Amazon EMR
Managed Spark, Hadoop, and big data processing
EMR / EMR Serverless (Spark/Hadoop scale-out)
Mental model
- EMR = you run big data engines (Spark/Flink/Presto/Hadoop) on managed clusters (EC2).
- EMR Serverless = “run Spark jobs without managing clusters” (still Spark semantics).
What it’s used for in ML/GenAI
- Large-scale batch: embeddings backfills, dedupe, joins, feature generation.
- Transforming massive telemetry/clickstreams into curated datasets.
- Heavy compute workloads that outgrow Glue’s ergonomics or need custom environments.
Knobs that matter (EMR on EC2)
- Instance fleets / groups: mix on-demand + spot for cost.
- Autoscaling: core/task node scaling policies.
- EBS + shuffle: storage and IO tuning can dominate performance.
- Bootstrap actions: install native libs, python deps; prefer reproducible AMIs when stable.
- Managed scaling: reduces manual tuning; still validate for bursty loads.
Knobs that matter (EMR Serverless)
- Initial/min/max capacity: controls cost guardrails.
- Job concurrency: avoid stampedes.
- Runtime environment: keep dependencies pinned and reproducible.
Pricing mental model
- EMR on EC2: (EC2 + EBS + network) + an EMR surcharge; biggest lever is Spot + right-sizing.

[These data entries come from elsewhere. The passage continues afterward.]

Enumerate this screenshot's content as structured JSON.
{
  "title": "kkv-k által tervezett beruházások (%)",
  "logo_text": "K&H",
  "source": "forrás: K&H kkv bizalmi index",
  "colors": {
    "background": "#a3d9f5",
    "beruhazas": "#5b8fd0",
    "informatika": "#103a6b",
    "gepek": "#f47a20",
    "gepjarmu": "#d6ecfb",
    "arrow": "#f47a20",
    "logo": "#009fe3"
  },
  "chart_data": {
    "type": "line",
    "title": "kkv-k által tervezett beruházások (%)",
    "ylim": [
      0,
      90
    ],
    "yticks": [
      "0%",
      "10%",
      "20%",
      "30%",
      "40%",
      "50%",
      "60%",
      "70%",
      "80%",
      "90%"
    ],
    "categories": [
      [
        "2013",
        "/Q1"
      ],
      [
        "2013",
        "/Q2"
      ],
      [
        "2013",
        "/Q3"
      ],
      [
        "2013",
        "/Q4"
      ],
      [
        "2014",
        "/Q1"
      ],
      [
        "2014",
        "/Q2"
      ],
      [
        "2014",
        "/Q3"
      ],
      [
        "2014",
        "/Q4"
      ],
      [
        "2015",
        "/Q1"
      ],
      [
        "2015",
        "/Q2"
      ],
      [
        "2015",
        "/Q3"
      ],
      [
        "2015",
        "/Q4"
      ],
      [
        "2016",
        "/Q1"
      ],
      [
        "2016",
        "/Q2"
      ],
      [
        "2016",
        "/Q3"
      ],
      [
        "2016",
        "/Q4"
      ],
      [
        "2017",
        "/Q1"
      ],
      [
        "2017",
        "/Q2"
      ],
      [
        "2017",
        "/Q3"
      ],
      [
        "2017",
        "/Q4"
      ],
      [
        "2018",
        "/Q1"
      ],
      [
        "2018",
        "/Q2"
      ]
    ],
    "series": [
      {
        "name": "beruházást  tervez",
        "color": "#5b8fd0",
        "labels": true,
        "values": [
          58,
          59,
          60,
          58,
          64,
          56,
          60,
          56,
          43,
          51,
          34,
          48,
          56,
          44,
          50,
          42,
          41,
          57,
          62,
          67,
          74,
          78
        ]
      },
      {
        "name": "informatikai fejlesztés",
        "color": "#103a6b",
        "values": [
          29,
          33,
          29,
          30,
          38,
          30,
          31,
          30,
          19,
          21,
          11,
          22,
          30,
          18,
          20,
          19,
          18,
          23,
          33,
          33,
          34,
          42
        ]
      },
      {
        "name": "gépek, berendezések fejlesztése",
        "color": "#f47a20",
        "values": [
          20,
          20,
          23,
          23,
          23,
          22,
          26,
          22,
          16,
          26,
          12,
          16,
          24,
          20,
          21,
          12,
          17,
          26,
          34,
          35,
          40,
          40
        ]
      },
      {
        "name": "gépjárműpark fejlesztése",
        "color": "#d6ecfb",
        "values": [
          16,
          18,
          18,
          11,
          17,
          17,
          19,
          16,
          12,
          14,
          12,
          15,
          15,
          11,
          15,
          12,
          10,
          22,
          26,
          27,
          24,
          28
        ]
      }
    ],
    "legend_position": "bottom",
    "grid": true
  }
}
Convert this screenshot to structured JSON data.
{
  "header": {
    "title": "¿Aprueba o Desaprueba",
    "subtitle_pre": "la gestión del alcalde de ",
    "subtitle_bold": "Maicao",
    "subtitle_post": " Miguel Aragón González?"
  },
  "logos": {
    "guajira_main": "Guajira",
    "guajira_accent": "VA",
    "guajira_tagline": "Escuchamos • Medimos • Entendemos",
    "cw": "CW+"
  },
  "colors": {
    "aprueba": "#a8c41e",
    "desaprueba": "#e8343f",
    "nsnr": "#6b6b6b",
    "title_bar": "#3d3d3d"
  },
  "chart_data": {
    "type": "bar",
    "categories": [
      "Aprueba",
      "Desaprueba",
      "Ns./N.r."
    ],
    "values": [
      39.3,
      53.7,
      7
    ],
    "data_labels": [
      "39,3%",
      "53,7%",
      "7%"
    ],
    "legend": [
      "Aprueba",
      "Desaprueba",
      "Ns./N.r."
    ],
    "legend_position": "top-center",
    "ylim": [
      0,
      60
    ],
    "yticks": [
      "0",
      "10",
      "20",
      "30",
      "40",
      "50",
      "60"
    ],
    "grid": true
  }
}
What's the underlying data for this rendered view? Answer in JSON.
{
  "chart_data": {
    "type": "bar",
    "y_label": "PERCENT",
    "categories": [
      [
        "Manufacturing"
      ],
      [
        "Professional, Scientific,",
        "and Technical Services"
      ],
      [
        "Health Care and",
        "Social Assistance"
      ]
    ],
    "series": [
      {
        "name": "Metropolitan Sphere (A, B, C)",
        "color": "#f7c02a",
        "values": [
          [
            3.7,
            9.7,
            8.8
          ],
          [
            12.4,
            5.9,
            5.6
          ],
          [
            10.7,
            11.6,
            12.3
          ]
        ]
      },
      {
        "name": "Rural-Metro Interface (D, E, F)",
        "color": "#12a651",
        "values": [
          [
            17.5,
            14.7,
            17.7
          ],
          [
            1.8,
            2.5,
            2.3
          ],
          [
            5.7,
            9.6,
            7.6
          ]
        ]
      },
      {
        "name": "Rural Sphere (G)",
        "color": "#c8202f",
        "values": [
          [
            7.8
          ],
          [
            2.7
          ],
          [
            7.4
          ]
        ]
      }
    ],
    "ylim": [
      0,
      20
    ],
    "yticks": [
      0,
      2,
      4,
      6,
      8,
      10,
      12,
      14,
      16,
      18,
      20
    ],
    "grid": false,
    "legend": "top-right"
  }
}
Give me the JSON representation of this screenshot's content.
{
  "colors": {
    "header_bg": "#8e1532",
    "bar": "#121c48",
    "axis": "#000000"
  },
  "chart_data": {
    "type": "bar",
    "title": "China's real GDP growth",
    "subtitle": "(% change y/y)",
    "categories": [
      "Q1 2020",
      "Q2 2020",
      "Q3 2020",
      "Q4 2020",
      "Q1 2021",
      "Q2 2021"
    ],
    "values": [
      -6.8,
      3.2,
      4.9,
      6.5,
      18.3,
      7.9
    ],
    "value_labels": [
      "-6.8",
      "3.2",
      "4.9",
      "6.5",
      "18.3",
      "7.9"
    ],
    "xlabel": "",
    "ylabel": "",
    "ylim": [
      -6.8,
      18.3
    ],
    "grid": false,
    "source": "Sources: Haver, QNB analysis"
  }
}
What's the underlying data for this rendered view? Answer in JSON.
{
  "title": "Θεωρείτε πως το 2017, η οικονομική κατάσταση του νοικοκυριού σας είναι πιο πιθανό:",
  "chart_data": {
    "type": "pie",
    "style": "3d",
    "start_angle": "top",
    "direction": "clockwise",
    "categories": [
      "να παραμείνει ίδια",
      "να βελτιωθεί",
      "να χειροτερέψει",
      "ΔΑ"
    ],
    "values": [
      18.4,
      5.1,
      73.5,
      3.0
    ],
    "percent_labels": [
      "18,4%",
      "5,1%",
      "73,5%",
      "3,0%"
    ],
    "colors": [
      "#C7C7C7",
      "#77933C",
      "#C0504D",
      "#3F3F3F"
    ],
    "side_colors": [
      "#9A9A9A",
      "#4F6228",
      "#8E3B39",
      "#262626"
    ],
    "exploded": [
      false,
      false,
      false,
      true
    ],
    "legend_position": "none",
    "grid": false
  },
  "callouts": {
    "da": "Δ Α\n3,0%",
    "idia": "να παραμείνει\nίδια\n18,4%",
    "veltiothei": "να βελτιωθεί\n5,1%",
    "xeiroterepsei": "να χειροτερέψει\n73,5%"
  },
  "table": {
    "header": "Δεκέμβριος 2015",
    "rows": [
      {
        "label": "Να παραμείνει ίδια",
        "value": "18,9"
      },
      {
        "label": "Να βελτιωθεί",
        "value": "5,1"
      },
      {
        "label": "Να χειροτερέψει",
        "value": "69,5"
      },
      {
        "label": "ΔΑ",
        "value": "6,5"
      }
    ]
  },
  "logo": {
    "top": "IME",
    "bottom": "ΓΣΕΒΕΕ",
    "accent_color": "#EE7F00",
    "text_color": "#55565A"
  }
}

- EMR Serverless: cost tracks resources used × time (good for spiky batch), but set min/max to prevent runaway.
Heuristics: Glue vs EMR vs EMR Serverless
- Glue: easiest managed Spark for common ETL; great default for lake transforms.
- EMR Serverless: Spark with fewer ops when workloads are bursty and you want quicker “submit job and go.”
- EMR on EC2: when you need maximum control, custom tuning, huge steady pipelines, or best cost at scale via Spot + optimized clusters.
Terraform template (EMR cluster skeleton)
resource "aws_emr_cluster" "spark" {
name = "${var.name}-emr"
release_label = var.release_label
applications = ["Spark"]
service_role = var.emr_service_role_arn
ec2_attributes {
instance_profile = var.emr_instance_profile_arn
subnet_id = var.subnet_id
}
master_instance_group {
instance_type = var.master_type
instance_count = 1
}
core_instance_group {
instance_type = var.core_type
instance_count = var.core_count
}
# Optional: scale-out task nodes, autoscaling policies, configurations JSON, bootstrap actions, log_uri
tags = var.tags
}
variable "name" { type = string }
variable "release_label" { type = string default = "emr-7.0.0" }
variable "emr_service_role_arn" { type = string }
variable "emr_instance_profile_arn"{ type = string }
variable "subnet_id" { type = string }
variable "master_type" { type = string default = "m6i.xlarge" }
variable "core_type" { type = string default = "m6i.2xlarge" }
variable "core_count" { type = number default = 2 }
variable "tags" { type = map(string) default = {} }
Terraform template (EMR Serverless application skeleton)
resource "aws_emrserverless_application" "app" {
name = "${var.name}-emr-sls"
release_label = var.release_label
type = "SPARK"
initial_capacity {
initial_capacity_type = "Driver"
initial_capacity_config {
worker_count = 1
worker_configuration {
cpu = "2 vCPU"
memory = "4 GB"
}
}
}
initial_capacity {
initial_capacity_type = "Executor"
initial_capacity_config {
worker_count = 2
worker_configuration {
cpu = "4 vCPU"
memory = "8 GB"
}
}
}
maximum_capacity {
cpu = "64 vCPU"
memory = "128 GB"
}
tags = var.tags
}
# Note: Job runs are typically submitted via CI/CD or Step Functions, not as a persistent Terraform resource.
variable "name" { type = string }
variable "release_label" { type = string default = "emr-7.0.0" }
variable "tags" { type = map(string) default = {} }